I had a litter of eight week old puppies ready to go to their new homes and I was expecting people to collect one of the dog puppies. When the doorbell rang I went to the door and my heart sank – stood in the porch was a very elderly gentleman with a walking stick, I asked him in thinking that I was going to have to let him down very gently as he obviously wasn’t fit enough to look after a young Airedale. I mistakenly thought his wife would be in a similar state. After a few minutes the bell went again and there stood a healthy, fit daughter and my spirits lifted. As is my custom no puppies are viewed until I have talked to prospective owners and tested them out with a couple of boisterous adults. After a long talk which happily ended with me feeling absolutely comfortable about these people having a puppy I let in a couple of Airedale maniacs – no problem. The next stage was to put out the adults and bring in the puppies, fine - 6 puppies in, -5 puppies creating havoc but one puppy went straight up to the gentleman made a fuss, tried to undo his shoelaces and then curled up on his feet and stayed there. Who was choosing who here?

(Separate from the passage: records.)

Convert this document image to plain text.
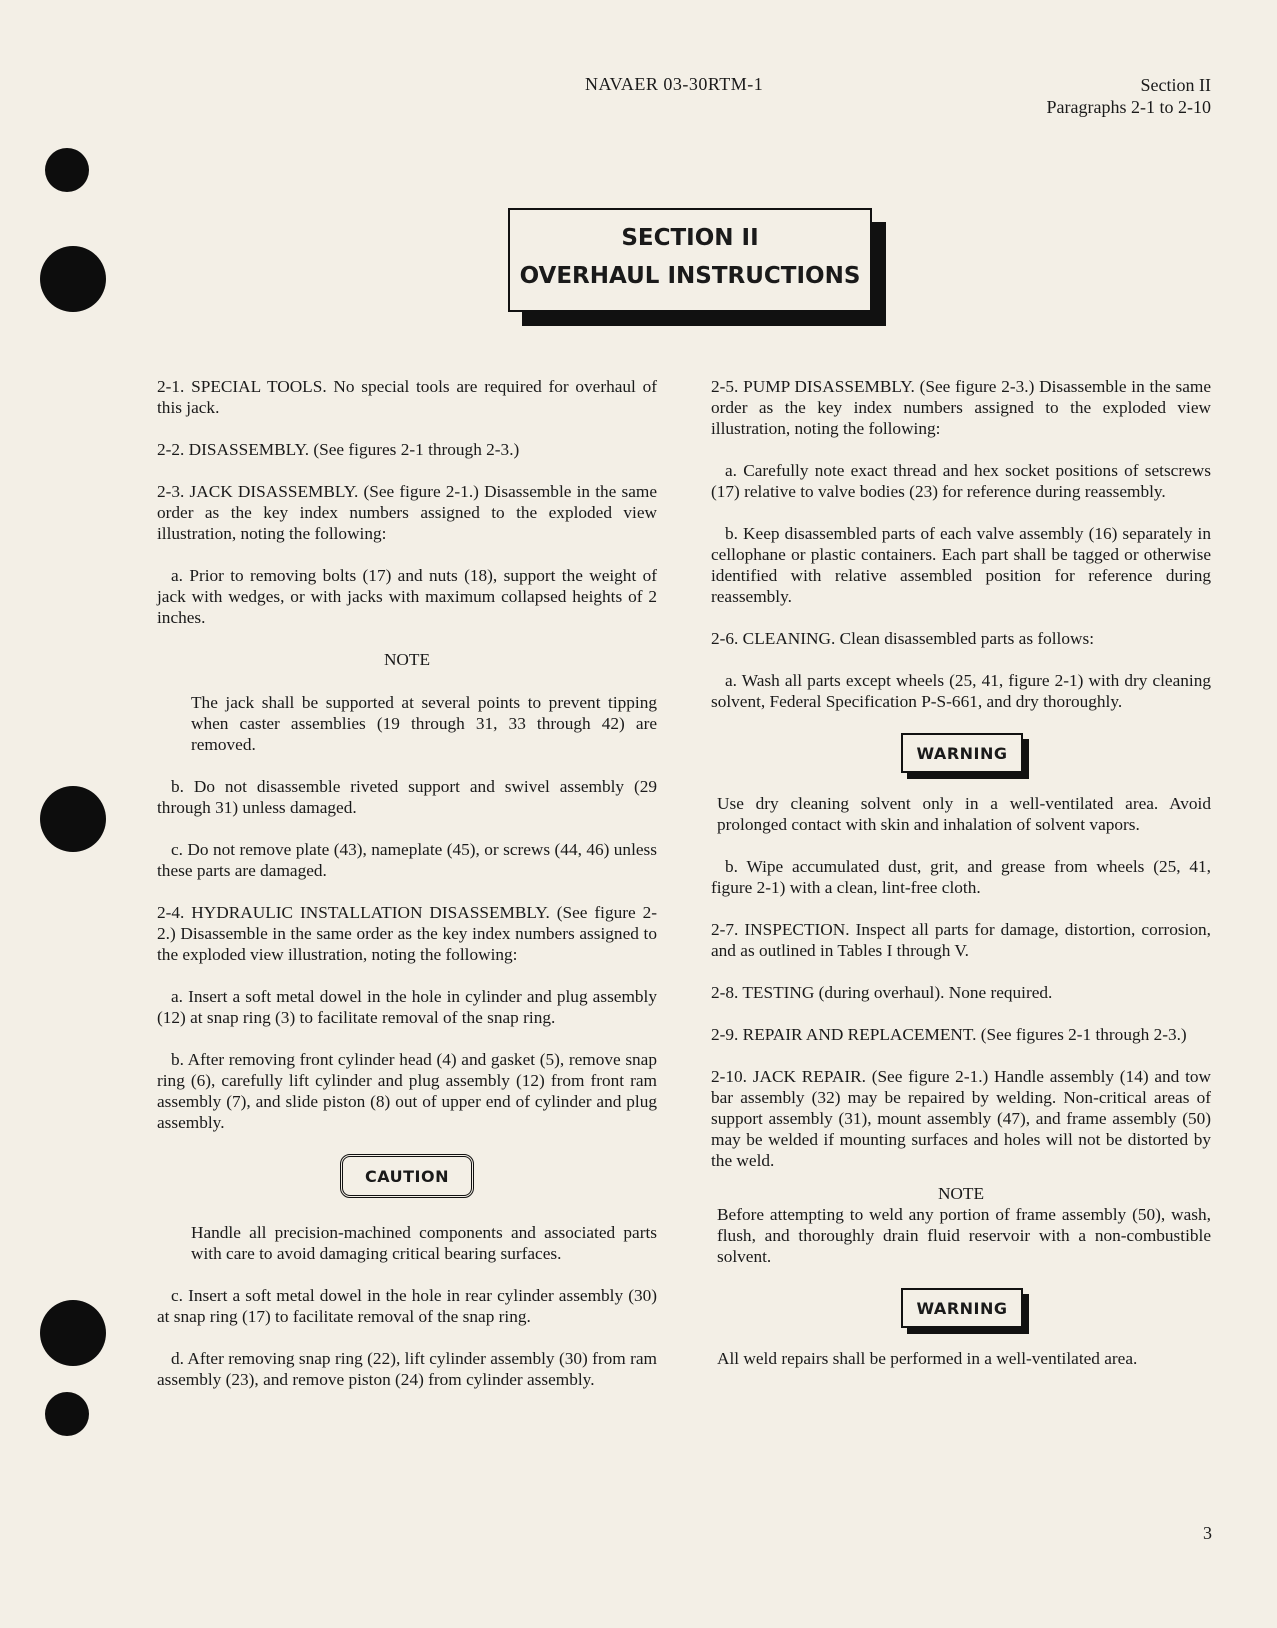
NAVAER 03-30RTM-1	Section II
Paragraphs 2-1 to 2-10
SECTION II
OVERHAUL INSTRUCTIONS

2-1. SPECIAL TOOLS. No special tools are required for overhaul of this jack.

2-2. DISASSEMBLY. (See figures 2-1 through 2-3.)

2-3. JACK DISASSEMBLY. (See figure 2-1.) Disassemble in the same order as the key index numbers assigned to the exploded view illustration, noting the following:

a. Prior to removing bolts (17) and nuts (18), support the weight of jack with wedges, or with jacks with maximum collapsed heights of 2 inches.

NOTE
The jack shall be supported at several points to prevent tipping when caster assemblies (19 through 31, 33 through 42) are removed.

b. Do not disassemble riveted support and swivel assembly (29 through 31) unless damaged.

c. Do not remove plate (43), nameplate (45), or screws (44, 46) unless these parts are damaged.

2-4. HYDRAULIC INSTALLATION DISASSEMBLY. (See figure 2-2.) Disassemble in the same order as the key index numbers assigned to the exploded view illustration, noting the following:

a. Insert a soft metal dowel in the hole in cylinder and plug assembly (12) at snap ring (3) to facilitate removal of the snap ring.

b. After removing front cylinder head (4) and gasket (5), remove snap ring (6), carefully lift cylinder and plug assembly (12) from front ram assembly (7), and slide piston (8) out of upper end of cylinder and plug assembly.

CAUTION
Handle all precision-machined components and associated parts with care to avoid damaging critical bearing surfaces.

c. Insert a soft metal dowel in the hole in rear cylinder assembly (30) at snap ring (17) to facilitate removal of the snap ring.

d. After removing snap ring (22), lift cylinder assembly (30) from ram assembly (23), and remove piston (24) from cylinder assembly.

2-5. PUMP DISASSEMBLY. (See figure 2-3.) Disassemble in the same order as the key index numbers assigned to the exploded view illustration, noting the following:

a. Carefully note exact thread and hex socket positions of setscrews (17) relative to valve bodies (23) for reference during reassembly.

b. Keep disassembled parts of each valve assembly (16) separately in cellophane or plastic containers. Each part shall be tagged or otherwise identified with relative assembled position for reference during reassembly.

2-6. CLEANING. Clean disassembled parts as follows:

a. Wash all parts except wheels (25, 41, figure 2-1) with dry cleaning solvent, Federal Specification P-S-661, and dry thoroughly.

WARNING
Use dry cleaning solvent only in a well-ventilated area. Avoid prolonged contact with skin and inhalation of solvent vapors.

b. Wipe accumulated dust, grit, and grease from wheels (25, 41, figure 2-1) with a clean, lint-free cloth.

2-7. INSPECTION. Inspect all parts for damage, distortion, corrosion, and as outlined in Tables I through V.

2-8. TESTING (during overhaul). None required.

2-9. REPAIR AND REPLACEMENT. (See figures 2-1 through 2-3.)

2-10. JACK REPAIR. (See figure 2-1.) Handle assembly (14) and tow bar assembly (32) may be repaired by welding. Non-critical areas of support assembly (31), mount assembly (47), and frame assembly (50) may be welded if mounting surfaces and holes will not be distorted by the weld.

NOTE
Before attempting to weld any portion of frame assembly (50), wash, flush, and thoroughly drain fluid reservoir with a non-combustible solvent.
WARNING
All weld repairs shall be performed in a well-ventilated area.
3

Toby was taken home but bless him I received letter in a shaky paw every few months about his life with his Dad. One letter (and newspaper clipping) is the subject of this story. Toby and his Dad were dropped off at the park gates each day and they would make their way through the park where they would be collected at a set time. Toby’s Dad suffered a stroke and being a city park no-one would stop to help. Toby became desperate in the end and chased a jogger, grabbed his track suit bottom and took him back to where his Dad was laying. The man then realised that he wasn’t a drunk and phoned for help. The Doctor’s said that Toby’s Dad would have died if it hadn’t been for his actions.

An addendum to this tale is eventually Toby’s Dad had to go into care and Toby visited him every day – Toby outlived his Dad by a few months, dying aged 13.